The Da Vinci Code is a gripping story that moves from one puzzle to the next with surprising depth and reality. Amazingly enough Dan Brown creates a story that is not so entirely focused on characterization but keeps the reader's interest throughout the entire book. There is character development but it is not central to the story. Purely plot driven, this story takes you on a trip through the crusades to renaissance to the modern era easily with little awareness of time.
This story is well told, contains solid description, and is rife with historic and fictional details enough to almost convince you of this book being a true historic account. Truly a fictional tale it is told with a practical cadence that is undeniably compelling. The religious subject matter an obvious bone of contention for Christian believers that justifies the publicity the book has earned over the last couple years.
Over all, this is a very fast and entertaining book to indulge in, providing a thought provoking idea based in part on some truth, as the most believable lies can be. I recommend this book to anyone who enjoys an action novel with a twist and likes to follow deeply meaningful puzzles throughout a book. Definitely not one to put down.
More Like "By The Numbers." August 20, 2008 2 out of 3 found this review helpful
I read the Da Vinci Code because..., well, I was traveling and everyone seemed to be reading it. After I finished it, I felt as if I had had a lot of warm beer: bloated with empty calories, left with mildly unpleasant taste and a slight headache.
The fact that this book is a bestseller can make one question the value of universal literacy. It is really badly written. I didn't expect Updike or Vonnegut, but Dan Brown makes even Clive Cussler appear a decent wordsmith. To add insult to injury, the Da Vinci Code fails the genre and becomes predictable halfway through.
The story is inhabited by "comic strip" -grade characters bumping around, solving absurd puzzles placed there for reasons which make no particular sense.

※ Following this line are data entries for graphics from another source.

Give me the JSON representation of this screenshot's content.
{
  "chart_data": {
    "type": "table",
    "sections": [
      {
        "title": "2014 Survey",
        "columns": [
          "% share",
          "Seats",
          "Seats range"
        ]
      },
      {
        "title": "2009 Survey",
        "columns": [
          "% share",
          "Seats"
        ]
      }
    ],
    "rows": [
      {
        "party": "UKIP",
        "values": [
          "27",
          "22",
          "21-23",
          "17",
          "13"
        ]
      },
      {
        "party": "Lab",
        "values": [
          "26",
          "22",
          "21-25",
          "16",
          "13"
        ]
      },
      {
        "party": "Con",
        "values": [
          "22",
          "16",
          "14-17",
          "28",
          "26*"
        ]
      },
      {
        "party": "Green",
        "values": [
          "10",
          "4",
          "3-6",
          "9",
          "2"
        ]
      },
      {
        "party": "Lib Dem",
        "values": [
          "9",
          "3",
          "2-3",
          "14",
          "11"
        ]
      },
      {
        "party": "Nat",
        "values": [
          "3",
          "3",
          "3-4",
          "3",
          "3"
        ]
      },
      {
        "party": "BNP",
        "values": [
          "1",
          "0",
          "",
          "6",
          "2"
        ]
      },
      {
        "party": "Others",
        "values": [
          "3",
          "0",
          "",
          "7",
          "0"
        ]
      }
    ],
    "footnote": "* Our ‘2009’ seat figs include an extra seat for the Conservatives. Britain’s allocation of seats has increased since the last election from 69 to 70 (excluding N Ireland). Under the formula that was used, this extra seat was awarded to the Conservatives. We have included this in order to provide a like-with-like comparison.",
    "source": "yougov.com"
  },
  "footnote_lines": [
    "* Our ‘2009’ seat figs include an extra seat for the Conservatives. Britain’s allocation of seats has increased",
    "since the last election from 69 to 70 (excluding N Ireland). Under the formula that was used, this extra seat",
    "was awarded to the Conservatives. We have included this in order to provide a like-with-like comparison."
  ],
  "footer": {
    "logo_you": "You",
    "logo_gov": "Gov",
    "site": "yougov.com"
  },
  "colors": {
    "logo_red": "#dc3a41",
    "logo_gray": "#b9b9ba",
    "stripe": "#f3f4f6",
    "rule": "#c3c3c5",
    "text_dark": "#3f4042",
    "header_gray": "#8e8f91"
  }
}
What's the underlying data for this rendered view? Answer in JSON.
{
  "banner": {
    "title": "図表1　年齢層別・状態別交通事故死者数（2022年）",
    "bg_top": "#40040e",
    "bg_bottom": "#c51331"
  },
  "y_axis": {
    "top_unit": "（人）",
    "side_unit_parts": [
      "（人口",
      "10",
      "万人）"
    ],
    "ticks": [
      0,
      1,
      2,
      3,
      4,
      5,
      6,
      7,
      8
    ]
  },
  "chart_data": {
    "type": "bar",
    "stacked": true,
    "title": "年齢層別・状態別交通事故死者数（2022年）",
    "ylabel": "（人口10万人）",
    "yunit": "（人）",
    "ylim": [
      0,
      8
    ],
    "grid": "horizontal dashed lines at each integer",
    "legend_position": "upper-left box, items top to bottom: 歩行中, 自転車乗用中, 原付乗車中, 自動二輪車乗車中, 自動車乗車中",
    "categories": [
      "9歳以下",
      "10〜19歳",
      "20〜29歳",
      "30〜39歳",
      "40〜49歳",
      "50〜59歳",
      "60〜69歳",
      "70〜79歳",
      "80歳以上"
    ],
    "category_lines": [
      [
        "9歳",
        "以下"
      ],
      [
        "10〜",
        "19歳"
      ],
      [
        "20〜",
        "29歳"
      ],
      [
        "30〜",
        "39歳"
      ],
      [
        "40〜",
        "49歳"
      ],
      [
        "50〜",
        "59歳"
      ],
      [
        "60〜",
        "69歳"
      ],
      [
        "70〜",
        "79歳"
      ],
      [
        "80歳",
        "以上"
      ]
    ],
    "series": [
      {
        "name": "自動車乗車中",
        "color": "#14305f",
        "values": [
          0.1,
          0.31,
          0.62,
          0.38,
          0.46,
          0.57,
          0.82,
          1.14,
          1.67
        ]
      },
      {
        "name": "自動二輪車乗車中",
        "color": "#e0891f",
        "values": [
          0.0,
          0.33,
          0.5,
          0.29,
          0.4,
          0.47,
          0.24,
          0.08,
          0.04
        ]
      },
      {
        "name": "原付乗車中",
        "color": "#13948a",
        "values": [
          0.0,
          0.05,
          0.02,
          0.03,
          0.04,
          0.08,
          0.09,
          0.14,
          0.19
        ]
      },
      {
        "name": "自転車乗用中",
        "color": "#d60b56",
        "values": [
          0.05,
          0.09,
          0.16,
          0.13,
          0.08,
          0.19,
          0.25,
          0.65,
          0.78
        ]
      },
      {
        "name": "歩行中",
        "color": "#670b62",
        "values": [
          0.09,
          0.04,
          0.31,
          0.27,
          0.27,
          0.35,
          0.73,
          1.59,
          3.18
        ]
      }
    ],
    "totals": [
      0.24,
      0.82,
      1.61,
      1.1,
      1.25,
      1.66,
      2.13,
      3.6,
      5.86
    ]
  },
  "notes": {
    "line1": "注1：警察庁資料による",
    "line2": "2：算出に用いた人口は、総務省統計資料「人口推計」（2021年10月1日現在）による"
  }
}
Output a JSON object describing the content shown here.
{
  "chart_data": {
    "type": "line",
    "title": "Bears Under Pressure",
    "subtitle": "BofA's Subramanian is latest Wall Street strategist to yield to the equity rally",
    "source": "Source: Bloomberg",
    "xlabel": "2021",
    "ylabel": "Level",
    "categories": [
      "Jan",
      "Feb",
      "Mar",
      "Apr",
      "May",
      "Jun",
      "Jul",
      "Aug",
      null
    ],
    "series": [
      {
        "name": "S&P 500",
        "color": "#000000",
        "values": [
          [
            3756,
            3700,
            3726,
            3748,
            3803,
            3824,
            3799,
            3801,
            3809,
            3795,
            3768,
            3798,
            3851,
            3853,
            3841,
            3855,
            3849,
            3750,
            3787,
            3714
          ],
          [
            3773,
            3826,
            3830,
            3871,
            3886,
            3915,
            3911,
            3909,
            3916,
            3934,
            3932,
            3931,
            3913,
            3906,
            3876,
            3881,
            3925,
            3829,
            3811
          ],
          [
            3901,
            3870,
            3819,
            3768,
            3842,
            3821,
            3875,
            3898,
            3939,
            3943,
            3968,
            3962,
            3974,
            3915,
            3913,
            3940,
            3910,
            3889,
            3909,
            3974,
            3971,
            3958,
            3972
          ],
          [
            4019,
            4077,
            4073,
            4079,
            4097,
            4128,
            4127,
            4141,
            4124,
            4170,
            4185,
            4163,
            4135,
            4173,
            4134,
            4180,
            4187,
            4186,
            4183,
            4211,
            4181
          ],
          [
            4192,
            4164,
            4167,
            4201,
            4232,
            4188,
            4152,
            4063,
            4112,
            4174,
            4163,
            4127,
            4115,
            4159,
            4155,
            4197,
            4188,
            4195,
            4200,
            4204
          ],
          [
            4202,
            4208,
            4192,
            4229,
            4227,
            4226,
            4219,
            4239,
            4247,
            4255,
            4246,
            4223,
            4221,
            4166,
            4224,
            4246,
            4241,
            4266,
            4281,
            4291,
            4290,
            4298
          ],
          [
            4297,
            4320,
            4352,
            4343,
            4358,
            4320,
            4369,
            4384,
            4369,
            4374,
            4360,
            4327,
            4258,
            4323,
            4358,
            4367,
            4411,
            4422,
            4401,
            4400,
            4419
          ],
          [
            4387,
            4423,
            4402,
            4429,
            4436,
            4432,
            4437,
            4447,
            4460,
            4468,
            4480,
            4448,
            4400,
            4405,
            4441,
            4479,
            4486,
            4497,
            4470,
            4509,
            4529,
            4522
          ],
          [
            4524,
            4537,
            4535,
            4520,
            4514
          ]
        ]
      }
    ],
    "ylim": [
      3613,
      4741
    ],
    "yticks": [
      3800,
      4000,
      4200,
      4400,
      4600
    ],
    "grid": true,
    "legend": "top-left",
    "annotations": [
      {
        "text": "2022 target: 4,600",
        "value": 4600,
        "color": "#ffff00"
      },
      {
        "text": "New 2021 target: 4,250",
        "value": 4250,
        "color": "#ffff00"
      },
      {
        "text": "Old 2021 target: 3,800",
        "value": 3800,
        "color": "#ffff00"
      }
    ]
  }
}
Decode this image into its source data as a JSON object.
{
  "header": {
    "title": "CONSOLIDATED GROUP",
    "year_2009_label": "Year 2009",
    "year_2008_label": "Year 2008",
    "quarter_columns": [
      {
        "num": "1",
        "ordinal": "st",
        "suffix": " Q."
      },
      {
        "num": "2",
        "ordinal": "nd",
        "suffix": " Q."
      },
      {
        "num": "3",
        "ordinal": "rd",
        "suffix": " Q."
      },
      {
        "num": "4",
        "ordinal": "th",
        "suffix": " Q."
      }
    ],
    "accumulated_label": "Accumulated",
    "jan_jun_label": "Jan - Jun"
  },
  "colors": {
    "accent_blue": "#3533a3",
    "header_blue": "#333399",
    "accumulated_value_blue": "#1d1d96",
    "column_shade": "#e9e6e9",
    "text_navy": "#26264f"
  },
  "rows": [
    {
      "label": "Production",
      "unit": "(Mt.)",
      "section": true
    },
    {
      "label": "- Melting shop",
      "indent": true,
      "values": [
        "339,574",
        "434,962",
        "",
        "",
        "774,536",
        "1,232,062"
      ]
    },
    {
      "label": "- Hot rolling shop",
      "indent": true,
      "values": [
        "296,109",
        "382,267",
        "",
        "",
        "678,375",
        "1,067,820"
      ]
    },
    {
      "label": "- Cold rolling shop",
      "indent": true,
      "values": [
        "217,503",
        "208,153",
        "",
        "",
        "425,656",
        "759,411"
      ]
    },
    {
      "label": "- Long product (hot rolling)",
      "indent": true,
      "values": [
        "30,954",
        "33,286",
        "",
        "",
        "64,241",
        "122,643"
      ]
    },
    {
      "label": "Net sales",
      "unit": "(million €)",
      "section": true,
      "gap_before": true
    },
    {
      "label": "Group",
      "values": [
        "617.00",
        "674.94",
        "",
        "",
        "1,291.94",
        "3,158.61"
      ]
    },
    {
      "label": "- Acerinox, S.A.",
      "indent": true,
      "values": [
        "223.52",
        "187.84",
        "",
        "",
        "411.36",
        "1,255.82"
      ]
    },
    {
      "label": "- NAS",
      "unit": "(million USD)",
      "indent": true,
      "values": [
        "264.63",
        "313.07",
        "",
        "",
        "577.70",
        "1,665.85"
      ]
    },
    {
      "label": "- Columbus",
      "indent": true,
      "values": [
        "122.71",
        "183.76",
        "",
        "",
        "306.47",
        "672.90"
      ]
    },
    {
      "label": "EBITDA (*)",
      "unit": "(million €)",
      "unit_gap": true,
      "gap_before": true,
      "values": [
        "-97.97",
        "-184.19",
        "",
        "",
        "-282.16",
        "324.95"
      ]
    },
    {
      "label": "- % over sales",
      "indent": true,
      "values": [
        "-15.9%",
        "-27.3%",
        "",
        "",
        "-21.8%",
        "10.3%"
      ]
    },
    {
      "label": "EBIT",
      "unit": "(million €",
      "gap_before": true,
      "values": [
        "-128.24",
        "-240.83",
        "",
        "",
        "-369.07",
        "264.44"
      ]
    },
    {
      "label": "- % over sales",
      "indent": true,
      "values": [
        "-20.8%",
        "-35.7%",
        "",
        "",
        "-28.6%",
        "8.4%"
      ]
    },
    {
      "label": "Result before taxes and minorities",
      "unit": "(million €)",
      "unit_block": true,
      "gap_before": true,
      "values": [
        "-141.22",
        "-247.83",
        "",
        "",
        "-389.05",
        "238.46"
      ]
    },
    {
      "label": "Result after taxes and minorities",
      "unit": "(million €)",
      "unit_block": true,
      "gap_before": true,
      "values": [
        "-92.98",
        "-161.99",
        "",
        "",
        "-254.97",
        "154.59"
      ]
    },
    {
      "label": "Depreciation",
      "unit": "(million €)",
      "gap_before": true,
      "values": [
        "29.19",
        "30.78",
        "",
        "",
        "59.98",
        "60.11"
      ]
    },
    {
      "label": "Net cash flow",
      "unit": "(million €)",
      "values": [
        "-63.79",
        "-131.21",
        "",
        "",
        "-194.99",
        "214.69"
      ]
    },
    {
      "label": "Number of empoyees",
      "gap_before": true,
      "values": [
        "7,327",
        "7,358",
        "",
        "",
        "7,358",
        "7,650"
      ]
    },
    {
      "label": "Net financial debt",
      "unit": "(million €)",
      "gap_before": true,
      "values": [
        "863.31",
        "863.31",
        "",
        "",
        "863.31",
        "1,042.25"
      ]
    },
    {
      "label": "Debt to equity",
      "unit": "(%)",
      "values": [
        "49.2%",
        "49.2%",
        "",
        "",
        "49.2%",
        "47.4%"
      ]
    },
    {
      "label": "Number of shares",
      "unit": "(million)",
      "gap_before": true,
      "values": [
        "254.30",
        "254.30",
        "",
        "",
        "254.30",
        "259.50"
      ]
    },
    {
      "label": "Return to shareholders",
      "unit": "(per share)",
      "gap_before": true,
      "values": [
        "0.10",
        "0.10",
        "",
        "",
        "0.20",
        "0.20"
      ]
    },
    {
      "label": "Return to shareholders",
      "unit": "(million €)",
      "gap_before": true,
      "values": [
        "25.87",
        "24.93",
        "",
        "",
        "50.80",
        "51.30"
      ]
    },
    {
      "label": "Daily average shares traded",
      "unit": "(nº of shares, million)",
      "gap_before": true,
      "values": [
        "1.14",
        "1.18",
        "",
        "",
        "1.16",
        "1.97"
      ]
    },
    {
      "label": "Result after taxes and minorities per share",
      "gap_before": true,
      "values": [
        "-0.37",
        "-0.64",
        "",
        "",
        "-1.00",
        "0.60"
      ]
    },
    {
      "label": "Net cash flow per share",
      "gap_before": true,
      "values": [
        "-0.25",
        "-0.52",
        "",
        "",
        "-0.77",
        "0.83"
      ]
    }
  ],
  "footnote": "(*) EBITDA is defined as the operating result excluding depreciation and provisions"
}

From time to time, a character stops what they are doing, leans against a wall, or stares into space and thinks "deep thoughts", through which the puzzles are solved and the premise of the book is laid out. These are sprinkled with what passes for historical and religious factoids, often researched poorly enough for the errors to be apparent to a layman like me.
Before I stand accused, I am not religious in the least. I don't find the book offensive (other than by being so badly written): in fact political correctness oozes from it, as does the author's apparent desire to be liked by everyone and sell to everyone (and this includes the good Catholics among book buyers:-)
If you want a well written and well researched "conspiracy theory through the ages" tale, get Umberto Eco's Foucault's Pendulum. For a nice travel crime story, pick up P.D. James.
As for the Da Vinci Code..., I have played computer games that have higher literary merit than this. Really.
Dan Brown August 11, 2008 2 out of 4 found this review helpful
Dan Brown hit a homerun here. This book has an awesome story line and really keeps you wanting more. The action is fast yet easy to keep up with. Brown has a great way of making you feel like you know what's going on in the story, but still surprises you in the end. Read the book first, saw the movie second, and the book was MUCH better.
Hard to put down. August 7, 2008 0 out of 3 found this review helpful
I found myself up very very late reading this book. The ending was ok, but overall a must read.